The ferry starts to run on the 1st of September and continues all year round on the line Naksov-Kiel. The enterprise is run by the recently formed subsidiary A/S Kiel-Naksovlinjen and the flag is Danish. The Skagen line and the management in Gothenburg are always found in the background with exciting
plans for how the Kiel service may be developed in the future.
The beginning of something great
The idea of the business model is practically unheard-of during the early 1960s. In retrospect, the Skagenlinjen philosophy may be described this way: manage service traffic for passengers with fully booked ships, where the sales on board in restaurants, bars and kiosks are maximised. With this business plan, the ticket profits are slim. Skagenlinjen voluntarily hands out free tickets since the probabilities for profits on board are so much higher.
In addition to the traditional sales, on board there are also the incredibly popular and profitable ‘slot machines.’ Every journey generates very large gains in total. The money is delivered in bags from the ships and is then transported to the bank.

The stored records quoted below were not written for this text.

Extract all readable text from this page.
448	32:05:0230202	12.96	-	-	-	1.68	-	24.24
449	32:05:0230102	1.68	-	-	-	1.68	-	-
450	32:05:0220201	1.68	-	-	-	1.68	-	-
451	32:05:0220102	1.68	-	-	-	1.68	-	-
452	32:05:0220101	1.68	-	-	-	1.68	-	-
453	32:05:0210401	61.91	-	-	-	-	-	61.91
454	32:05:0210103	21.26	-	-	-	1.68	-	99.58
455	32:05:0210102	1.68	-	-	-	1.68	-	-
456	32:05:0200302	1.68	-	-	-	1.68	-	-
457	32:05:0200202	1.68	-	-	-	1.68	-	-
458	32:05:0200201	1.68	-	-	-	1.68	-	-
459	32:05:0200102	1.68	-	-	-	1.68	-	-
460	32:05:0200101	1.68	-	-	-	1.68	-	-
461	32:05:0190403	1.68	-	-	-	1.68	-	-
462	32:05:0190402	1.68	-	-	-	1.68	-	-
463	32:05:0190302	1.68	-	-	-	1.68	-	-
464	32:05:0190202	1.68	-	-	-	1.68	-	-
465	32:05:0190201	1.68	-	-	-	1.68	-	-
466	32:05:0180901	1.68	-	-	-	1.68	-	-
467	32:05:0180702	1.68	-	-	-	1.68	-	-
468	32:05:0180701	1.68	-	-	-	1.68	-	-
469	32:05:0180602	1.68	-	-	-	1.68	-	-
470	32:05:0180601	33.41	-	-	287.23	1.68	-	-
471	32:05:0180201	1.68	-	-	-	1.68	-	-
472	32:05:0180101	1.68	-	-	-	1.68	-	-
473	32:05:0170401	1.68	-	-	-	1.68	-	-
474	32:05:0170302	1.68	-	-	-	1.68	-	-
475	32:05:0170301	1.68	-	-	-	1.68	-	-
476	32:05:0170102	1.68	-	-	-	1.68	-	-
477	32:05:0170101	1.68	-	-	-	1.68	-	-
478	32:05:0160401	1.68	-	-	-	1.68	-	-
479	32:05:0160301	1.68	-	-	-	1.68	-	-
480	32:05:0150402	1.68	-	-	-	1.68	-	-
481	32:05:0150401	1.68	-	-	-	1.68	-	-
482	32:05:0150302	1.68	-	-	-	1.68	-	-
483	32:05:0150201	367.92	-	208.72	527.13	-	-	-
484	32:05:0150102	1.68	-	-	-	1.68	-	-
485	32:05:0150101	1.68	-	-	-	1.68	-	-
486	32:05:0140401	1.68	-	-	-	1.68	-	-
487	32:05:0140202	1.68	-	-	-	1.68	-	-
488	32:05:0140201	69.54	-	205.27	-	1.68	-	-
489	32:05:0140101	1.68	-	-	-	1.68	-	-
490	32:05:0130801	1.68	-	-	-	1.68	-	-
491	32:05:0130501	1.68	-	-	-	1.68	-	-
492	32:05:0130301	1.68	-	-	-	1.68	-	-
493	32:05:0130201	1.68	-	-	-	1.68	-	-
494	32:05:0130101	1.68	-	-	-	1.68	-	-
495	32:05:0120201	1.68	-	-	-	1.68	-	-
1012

In March of 1963, Skagenlinjen gets its own chimney brand, created by head of technology Helge Olofsson and the ship architect Tage Wandborg at Knud E. Hansen AS. It consists of a big white S on a red stripe, edged by two slim white stripes on a black background. The S ends in a stylised ship with a forward-facing stern. The brand will become classic and spread all over the world.
In this way, the Skagenlinjen enterprise gets its own, unified, and clear image. It contributes to the creation of an image of youth, popularity, and festivity around the new excursion trips. This is the background for the future Stena Line.